File spoon-archives/list-proposals.archive/list-proposals_2000/list-proposals.0001, message 27


Date: Thu, 20 Jan 2000 21:34:09 +0100
From: Reg Lilly <rlilly-AT-skidmore.edu>
Subject: Re: Long, Long, Long, Post


Well, I'll try again, having accidently dispatched the last one prematurely. ..

"Nathaniel I. Cordova" wrote:
> 
> Dear All:
> 

>     I think it very apropos for a list/forum/BB on issues of subjectivity to
> deal with exactly those kinds of issues. We could have a list to do just
> that, or we could have a list that treats the issue of subjectivity broadly
> enough to encompass challenges to whatever complicity allows it to be in the
> first place, tackling directly those issues you mention. *My preference is
> for the latter.* [A bulletin board system would allow for a forum or more
> dedicated to those concerns, if those issues are seen as truly and vastly in
> opposition to a possible "business as usual" approach of academic treatment
> of subjectivity].
> 
	I think devising a system, format, regime of practices, etcetera, that would be able to be a 'big tent' while providing
some more 'intimate' or 'circumscribable' discursive spaces would be ideal.  I think large lists can be great, but what
I miss is the sort of thing that Shawn, Malgosia, Flannon and others have expressed a desire for, is some manner of
preventing discourse from sloshing around and the general and evanescent level of big-list discourse, and spawning some
for forcussed and intensive, more 'productive' activity.



> 
>     I apologize if I sounded dismissive or flippant. Let me be straight. We
> all are members of lists. We've all experienced the moment in which we see
> posts that are unrelated and just plain out of the focus, thematic area of
> the list. Unless we want a list to discuss the interconnectedness of
> everything, we do need to set boundaries. My example was no good, I saw that
> after I sent it and re-read it. This is what I meant to say:  I believe that
> exchanges on micro-practices that do not relate those practices/experiences
> to larger understandings, that do not stand in dialectical relationship to
> theory (whether pre-existent, or newly formulated) don't help as much for
> the efficacy or usefulness of the list. I don't say that members should not
> post such exchanges as "Yesterday I felt compelled to buy Palmolive liquid
> dishwashing detergent, the jingle in the commercial has been on my head all
> day long, and I felt as if I really needed this product if I want to keep a
> house well." Yes, all well and good, but what is the significance of those
> assertions in relation to the list/forum thematic? So my point was that I'd
> like to see a list that discusses substantively issues of subjectivity. That
> it creates connections and consequences of those practices, and theories,
> and accounts articulated.
> 

	No apology necessary -- I suspected there was more to your thinking on this score, but I wasn't very artful and getting
at it.

>
>     I don't see my response as a cop out.

	Ditto above.

> 
>     We could all go on, but let's not preclude the outcome of what the list
> might prove to be. 

	I admit the delicate balance to strike is between being myopically directed to predetermined results, and an openness
to the chance and accidental.  I think what I want to focus attention on is less the 'mechanics' of setting up a list,
which is really quite easy, and it's technical management, to what one might call the cognitive work that is more
difficult, more fun, and, I think, would mark the project as something more than 'nitch-listing.'

> 
> It
> might be that as I asked Malgosia, the Collective has a vision, stance, or
> goals in mind regarding effecting change they'd like to promote, and that
> further action on the part of the Collective on lists or anything else
> requires filtering through such a vision. If so, I'd like to hear it.
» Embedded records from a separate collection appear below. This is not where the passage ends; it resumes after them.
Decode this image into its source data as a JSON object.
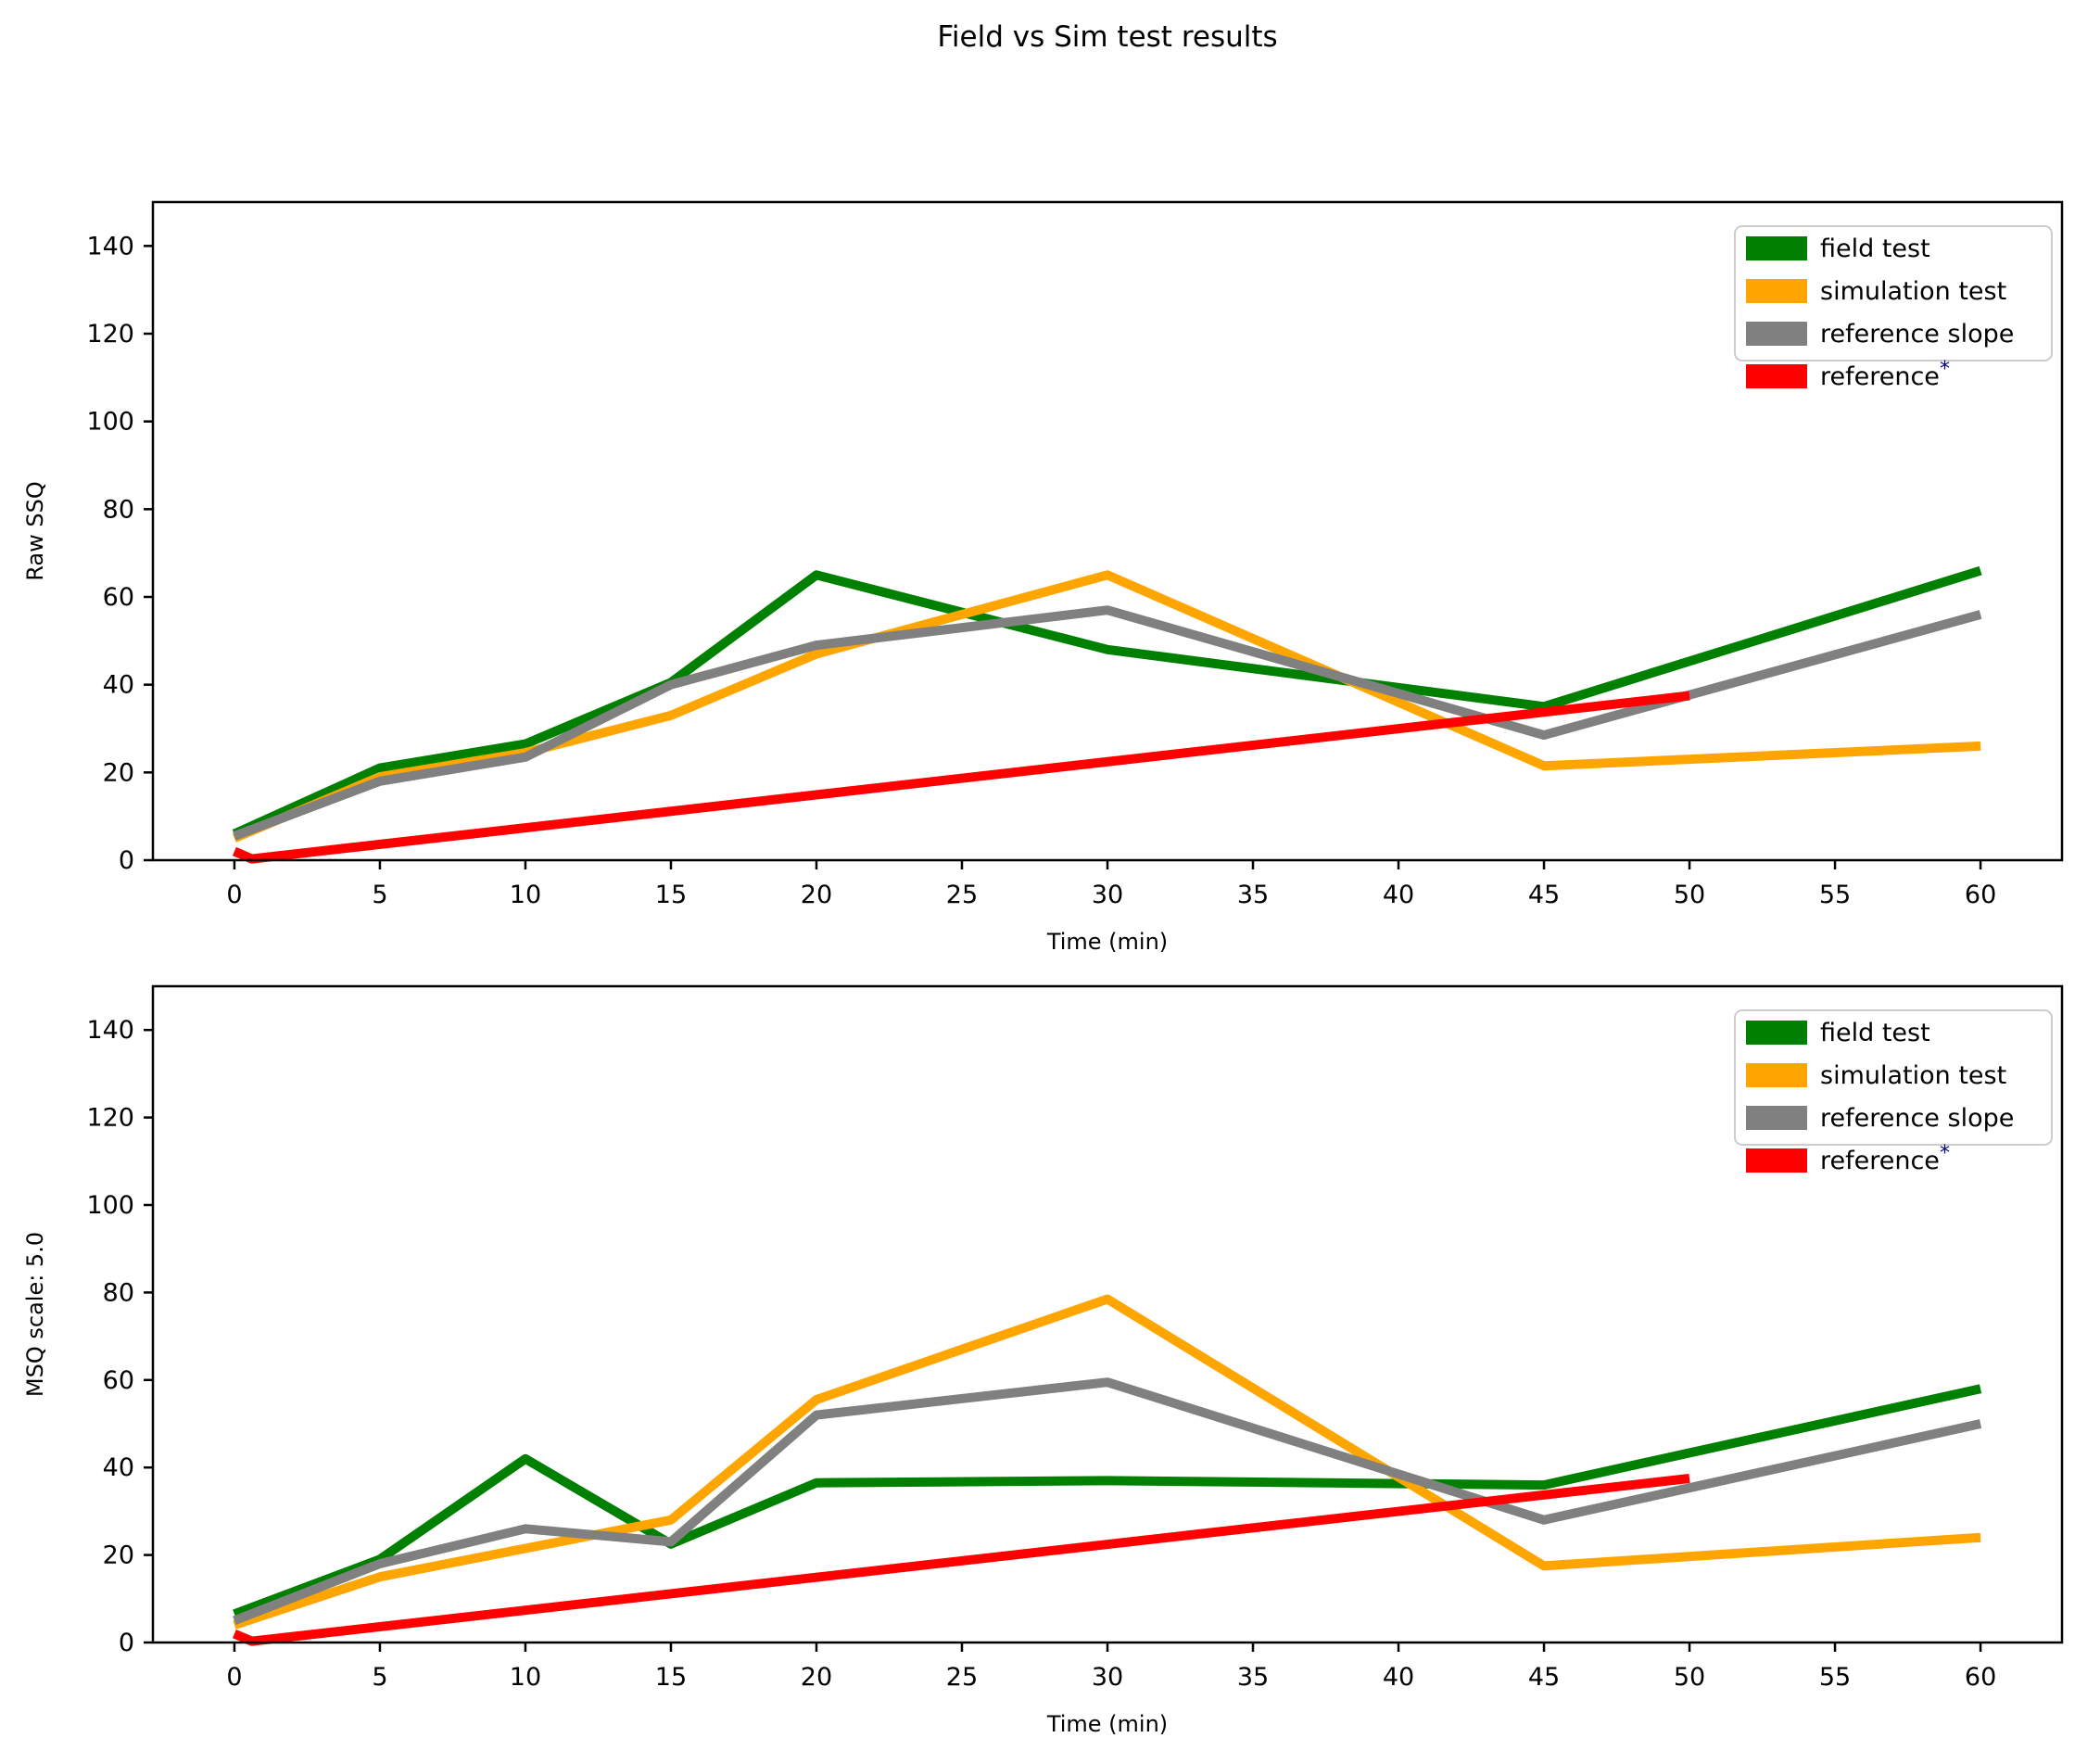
{
  "title": "Field vs Sim test results",
  "legend": {
    "entries": [
      {
        "label": "field test",
        "color": "#008000",
        "superscript": ""
      },
      {
        "label": "simulation test",
        "color": "#FFA500",
        "superscript": ""
      },
      {
        "label": "reference slope",
        "color": "#808080",
        "superscript": ""
      },
      {
        "label": "reference",
        "color": "#FF0000",
        "superscript": "*"
      }
    ],
    "asterisk_color": "#00008b",
    "frame_color": "#cccccc"
  },
  "chart_data": [
    {
      "type": "line",
      "title": "Field vs Sim test results",
      "xlabel": "Time (min)",
      "ylabel": "Raw SSQ",
      "x_ticks": [
        0,
        5,
        10,
        15,
        20,
        25,
        30,
        35,
        40,
        45,
        50,
        55,
        60
      ],
      "y_ticks": [
        0,
        20,
        40,
        60,
        80,
        100,
        120,
        140
      ],
      "xlim": [
        -2.8,
        62.8
      ],
      "ylim": [
        0,
        150
      ],
      "grid": false,
      "legend_position": "upper right",
      "series": [
        {
          "name": "field test",
          "color": "#008000",
          "x": [
            0,
            5,
            10,
            15,
            20,
            30,
            45,
            60
          ],
          "y": [
            6,
            21,
            26.5,
            40.5,
            65,
            48,
            35,
            66
          ]
        },
        {
          "name": "simulation test",
          "color": "#FFA500",
          "x": [
            0,
            5,
            10,
            15,
            20,
            30,
            45,
            60
          ],
          "y": [
            5,
            19,
            24.5,
            33,
            47,
            65,
            21.5,
            26
          ]
        },
        {
          "name": "reference slope",
          "color": "#808080",
          "x": [
            0,
            5,
            10,
            15,
            20,
            30,
            45,
            60
          ],
          "y": [
            5.5,
            18,
            23.5,
            40,
            49,
            57,
            28.5,
            56
          ]
        },
        {
          "name": "reference",
          "color": "#FF0000",
          "x": [
            0,
            0.6,
            50
          ],
          "y": [
            2,
            0.3,
            37.5
          ]
        }
      ]
    },
    {
      "type": "line",
      "title": "",
      "xlabel": "Time (min)",
      "ylabel": "MSQ scale: 5.0",
      "x_ticks": [
        0,
        5,
        10,
        15,
        20,
        25,
        30,
        35,
        40,
        45,
        50,
        55,
        60
      ],
      "y_ticks": [
        0,
        20,
        40,
        60,
        80,
        100,
        120,
        140
      ],
      "xlim": [
        -2.8,
        62.8
      ],
      "ylim": [
        0,
        150
      ],
      "grid": false,
      "legend_position": "upper right",
      "series": [
        {
          "name": "field test",
          "color": "#008000",
          "x": [
            0,
            5,
            10,
            15,
            20,
            30,
            45,
            60
          ],
          "y": [
            6.5,
            19,
            42,
            22.5,
            36.5,
            37,
            36,
            58
          ]
        },
        {
          "name": "simulation test",
          "color": "#FFA500",
          "x": [
            0,
            5,
            10,
            15,
            20,
            30,
            45,
            60
          ],
          "y": [
            4,
            15,
            21.5,
            28,
            55.5,
            78.5,
            17.5,
            24
          ]
        },
        {
          "name": "reference slope",
          "color": "#808080",
          "x": [
            0,
            5,
            10,
            15,
            20,
            30,
            45,
            60
          ],
          "y": [
            5,
            18,
            26,
            23,
            52,
            59.5,
            28,
            50
          ]
        },
        {
          "name": "reference",
          "color": "#FF0000",
          "x": [
            0,
            0.6,
            50
          ],
          "y": [
            2,
            0.3,
            37.5
          ]
        }
      ]
    }
  ]
}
	The vision thing is where the action is, or isn't.


> 
>     The same applies to the questions about what and whose knowledge is
> generated, propounded, and shared. etc. I think those questions can and must
> be addressed directly in the list/forum. We must be sure to ask them and
> engage them, and encourage discussion about those issues. They are after all
> integral to the issue of subjectivity.
> 
>     I don't want to leave anyone with the impression that I do not want to
> answer any questions or challenges face on. Perhaps I have misinterpreted
> what has been meant by "effecting" in this instance. 

	No, Nathaniel, you've been more than forthcoming, and I appreciate it.  What may seem like your being keel-hauled, is
more a case of questions and issues that are constantly simmering below the surface and waiting for someone, like you,
to come along and give us, or me, a chance to raise. them.